Tool Use / Function Calling

Tool use (also called function calling) is a capability that allows a language model to invoke external functions or APIs as part of generating a response.

“We expose a weather API as a tool, and the model decides when to call it based on the user’s question.”

Orchestration

Orchestration refers to coordinating multiple AI components, agents, or model calls in a defined workflow.

“We use LangGraph for orchestration — it manages the state machine that routes between the planner and executor agents.”


Evaluation and Quality

Hallucination

Hallucination is when a model generates plausible-sounding but factually incorrect information.

“Our evaluation pipeline flags hallucinations by cross-referencing model outputs against the source documents.”

Benchmark

A benchmark is a standardised test used to measure model performance on a specific task or capability.

“The model scores 87% on the MMLU benchmark, which covers multi-domain knowledge.”

Latency vs. Throughput

Latency is the time to complete a single request. Throughput is how many requests the system can handle per unit of time.

“We optimised for latency in the customer-facing product, but we batch background jobs to maximise throughput.”

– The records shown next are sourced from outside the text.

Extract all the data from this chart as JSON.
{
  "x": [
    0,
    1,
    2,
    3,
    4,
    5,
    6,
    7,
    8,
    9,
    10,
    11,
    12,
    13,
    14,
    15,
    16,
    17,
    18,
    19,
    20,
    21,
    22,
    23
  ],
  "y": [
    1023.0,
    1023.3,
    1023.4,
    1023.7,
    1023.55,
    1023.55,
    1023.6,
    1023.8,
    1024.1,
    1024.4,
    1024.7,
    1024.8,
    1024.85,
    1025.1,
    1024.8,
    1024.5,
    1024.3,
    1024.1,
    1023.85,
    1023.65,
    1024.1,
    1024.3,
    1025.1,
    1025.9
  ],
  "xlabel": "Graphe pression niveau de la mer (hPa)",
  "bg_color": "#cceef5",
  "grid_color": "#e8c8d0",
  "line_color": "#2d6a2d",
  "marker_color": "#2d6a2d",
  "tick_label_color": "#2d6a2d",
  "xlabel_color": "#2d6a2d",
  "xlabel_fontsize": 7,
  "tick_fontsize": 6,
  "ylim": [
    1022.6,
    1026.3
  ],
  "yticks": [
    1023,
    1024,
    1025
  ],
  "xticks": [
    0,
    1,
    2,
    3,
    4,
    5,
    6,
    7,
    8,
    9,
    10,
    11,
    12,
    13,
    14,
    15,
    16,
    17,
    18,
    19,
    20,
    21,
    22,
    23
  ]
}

Putting It Together: Useful Phrases

  • “The inference pipeline processes requests with a median latency of 340ms.”
  • “We’re evaluating whether fine-tuning or RAG gives better accuracy for this use case.”
  • “The agent uses tool calls to look up real-time data before generating the response.”
  • “Chunking strategy has a significant effect on retrieval quality — we tested three approaches.”

Fluency with this vocabulary will help you participate confidently in AI engineering discussions, write clear technical specifications, and communicate progress to stakeholders. The field evolves rapidly, but these core terms form a stable foundation.